Injunctive Relief. Each Party acknowledges that any breach, threatened or actual, of the confidentiality and intellectual property obligations hereunder may cause irreparable injury to the other Party for which there may not be an adequate remedy at law. Therefore, upon any such breach or threat thereof, the Party alleging breach will be entitled to seek injunctive and other appropriate equitable relief in addition to any other remedies available to it, without the requirement of posting a bond.
Force Majeure. Except for monetary obligations, neither Party will be in default of the Agreement by reason of any failure or delay in the performance of its obligations hereunder, where such failure or delay is due in whole or in part to any cause beyond the reasonable control of such Party or its subcontractors, agents, or suppliers (a “Force Majeure Event”). Force Majeure Events include, but are not limited to, strikes, labor disputes, civil disturbances, riot, rebellion, invasion, epidemic, hostilities, war, terrorist attack, embargo, natural disaster, acts of God, flood, fire, sabotage, non-availability of electrical power or telecommunications, loss of internet or telephone connectivity, or loss and destruction of property. The Party claiming a Force Majeure Event must give the other Party notice within fifteen (15) calendar days after the start of the event causing the failure to perform.
Survival. Any provision of this MSA that by its nature is reasonably intended to survive beyond termination of this MSA will survive.
Waiver. No delay or omission to exercise any right, power, or remedy accruing to either Party under the Agreement will impair any right, power, or remedy of such Party, nor will it be construed as a waiver of, or consent to, any breach or default. No waiver of any breach, any failure or a condition or any right or remedy under the Agreement will (a) be effective unless it is in writing and signed by the Party making the waiver; (b) be deemed to be a waiver of, or consent to, any other breach, failure or condition or right or remedy; or (3) be deemed to constitute a waiver unless the writing expressly so states.

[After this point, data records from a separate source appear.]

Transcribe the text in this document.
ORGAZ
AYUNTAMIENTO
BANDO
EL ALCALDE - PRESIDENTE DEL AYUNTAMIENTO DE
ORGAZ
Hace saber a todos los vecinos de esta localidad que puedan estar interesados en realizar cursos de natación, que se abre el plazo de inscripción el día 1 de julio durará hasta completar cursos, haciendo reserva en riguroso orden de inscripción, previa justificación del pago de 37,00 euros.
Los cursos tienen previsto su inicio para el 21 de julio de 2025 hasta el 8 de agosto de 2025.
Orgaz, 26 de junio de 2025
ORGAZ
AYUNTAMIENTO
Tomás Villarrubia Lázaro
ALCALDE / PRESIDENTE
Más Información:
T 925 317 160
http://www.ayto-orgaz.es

Severability. If a court or arbitrator of competent jurisdiction, or a mediator chosen by the Parties, holds any provision of the Agreement to be illegal, unenforceable, or invalid for any reason, the validity and enforceability of the remaining provisions of the Agreement will not be affected.
Entire Agreement. The Agreement, including this MSA and all exhibits, attachments, Orders, or other documents referred to herein, embodies the entire agreement and understanding between Persimmony and Customer with respect to the subject matter hereof and supersedes all prior oral or written agreements and understandings relating to the same. No statement, representation, warranty, covenant or agreement of any kind not expressly set forth in the Agreement may affect, or be used to interpret, change or restrict, the express terms and provisions of the Agreement. The terms and conditions of any purchase order or other instrument issued by Customer which are in addition to or inconsistent with the Agreement will be of no effect and will not be binding on Persimmony. In the event of a conflict between the two documents, the Agreement takes precedence.
Authority. Each Party represents that it has the legal power to enter into the Agreement, and each individual signing below hereby represents and warrants that it has the authority to bind its respective organization. Customer may designate Users to access the Services through Customer’s account in accordance with Section 3 understands and agrees that Customer is bound by and responsible for ensuring that each of its Users complies with the terms of the Agreement.